Ultimately, according to Jackson, the acquisition offers an opportunity for a real-time cloud-based unified communications (UC) suite for enterprises once Microsoft becomes able to integrate this real-time capability into its existing cloud-based UC suite for the enterprise.
“The UC tools that Microsoft already has combined into their communications suite lets users access many collaborative tools like email, group chat, voice, and text under one umbrella/address,” wrote Jackson. “The integration of voice, data, and video is attractive to small and large businesses alike. One platform for all workflow (IM, scheduling, file sharing) on multiple devices from the wearable to the desktop is the caveat. If the acquisition takes place, Microsoft will have a captive audience since many LinkedIn users are business owners.”

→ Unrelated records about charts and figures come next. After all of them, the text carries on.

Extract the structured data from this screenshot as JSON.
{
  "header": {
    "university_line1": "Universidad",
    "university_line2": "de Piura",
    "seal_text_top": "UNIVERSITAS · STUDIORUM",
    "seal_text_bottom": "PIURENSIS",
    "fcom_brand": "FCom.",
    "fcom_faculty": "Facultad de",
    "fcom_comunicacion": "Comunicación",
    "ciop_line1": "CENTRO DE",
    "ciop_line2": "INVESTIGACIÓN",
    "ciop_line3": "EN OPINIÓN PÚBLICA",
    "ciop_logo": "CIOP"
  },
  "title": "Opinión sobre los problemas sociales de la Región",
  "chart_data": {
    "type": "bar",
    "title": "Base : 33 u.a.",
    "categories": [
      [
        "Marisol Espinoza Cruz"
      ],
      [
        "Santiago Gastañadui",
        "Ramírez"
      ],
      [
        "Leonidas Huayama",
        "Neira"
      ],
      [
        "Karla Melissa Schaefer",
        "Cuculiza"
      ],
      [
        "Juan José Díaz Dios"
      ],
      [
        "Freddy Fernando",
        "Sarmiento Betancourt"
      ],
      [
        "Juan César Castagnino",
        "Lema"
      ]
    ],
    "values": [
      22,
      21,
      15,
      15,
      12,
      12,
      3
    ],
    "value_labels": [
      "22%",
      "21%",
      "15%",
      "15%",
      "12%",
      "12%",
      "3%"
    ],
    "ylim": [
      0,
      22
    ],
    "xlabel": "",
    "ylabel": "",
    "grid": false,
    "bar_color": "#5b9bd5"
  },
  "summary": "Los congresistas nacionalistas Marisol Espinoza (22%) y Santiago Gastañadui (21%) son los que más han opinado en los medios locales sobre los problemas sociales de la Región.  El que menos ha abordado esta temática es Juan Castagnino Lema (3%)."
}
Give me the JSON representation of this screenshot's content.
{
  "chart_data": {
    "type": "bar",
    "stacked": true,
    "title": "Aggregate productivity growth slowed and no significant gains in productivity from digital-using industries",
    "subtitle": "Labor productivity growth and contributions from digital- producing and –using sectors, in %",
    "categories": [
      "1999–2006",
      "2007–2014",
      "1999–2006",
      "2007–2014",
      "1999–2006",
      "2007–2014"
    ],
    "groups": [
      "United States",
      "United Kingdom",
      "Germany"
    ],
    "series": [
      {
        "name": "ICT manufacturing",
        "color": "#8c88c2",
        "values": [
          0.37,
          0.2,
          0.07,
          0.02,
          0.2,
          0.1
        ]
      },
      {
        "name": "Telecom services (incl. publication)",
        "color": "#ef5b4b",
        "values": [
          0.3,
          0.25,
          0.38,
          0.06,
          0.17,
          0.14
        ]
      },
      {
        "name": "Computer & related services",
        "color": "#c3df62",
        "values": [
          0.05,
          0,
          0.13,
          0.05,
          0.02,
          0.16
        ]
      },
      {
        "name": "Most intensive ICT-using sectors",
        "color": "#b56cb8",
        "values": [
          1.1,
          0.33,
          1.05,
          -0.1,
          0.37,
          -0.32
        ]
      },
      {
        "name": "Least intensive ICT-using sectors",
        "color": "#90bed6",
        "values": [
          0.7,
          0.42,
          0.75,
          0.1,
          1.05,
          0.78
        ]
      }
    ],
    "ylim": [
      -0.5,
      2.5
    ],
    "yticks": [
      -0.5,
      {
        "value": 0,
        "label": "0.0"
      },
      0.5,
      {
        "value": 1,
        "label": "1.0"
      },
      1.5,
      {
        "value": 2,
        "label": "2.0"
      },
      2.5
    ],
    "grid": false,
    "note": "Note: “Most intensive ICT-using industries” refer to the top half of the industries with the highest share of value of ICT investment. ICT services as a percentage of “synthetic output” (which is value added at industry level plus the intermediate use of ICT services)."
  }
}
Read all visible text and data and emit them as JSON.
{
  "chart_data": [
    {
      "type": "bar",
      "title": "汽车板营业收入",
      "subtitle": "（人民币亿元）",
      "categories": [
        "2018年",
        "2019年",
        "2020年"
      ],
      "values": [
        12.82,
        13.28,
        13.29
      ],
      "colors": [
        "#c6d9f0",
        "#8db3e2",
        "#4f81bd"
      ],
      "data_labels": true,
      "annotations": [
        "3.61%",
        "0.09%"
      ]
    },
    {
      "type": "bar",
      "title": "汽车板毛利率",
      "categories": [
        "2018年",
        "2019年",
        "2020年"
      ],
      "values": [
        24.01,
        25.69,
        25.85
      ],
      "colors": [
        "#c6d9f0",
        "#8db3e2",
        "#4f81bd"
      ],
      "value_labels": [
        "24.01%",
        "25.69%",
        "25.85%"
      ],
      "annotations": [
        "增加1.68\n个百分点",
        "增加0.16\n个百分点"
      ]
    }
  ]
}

We may see Microsoft begin to lean toward offering unified communications as a service (UCaaS) and other enterprise communications solutions. The bundling of Microsoft’s UC products like Sharepoint, Skype for Business, and Office 365 could become a pivotal business framework for LinkedIn’s millions of users IF the acquisition is handled properly. The UCaaS market has a lot of aspiring visionaries (to speak in Gartner (News - Alert) language) already, so Microsoft will have its work cut out for it if it wants to elbow its way in. While it may have the cash to do so, a high-profile name won’t necessarily be enough for success.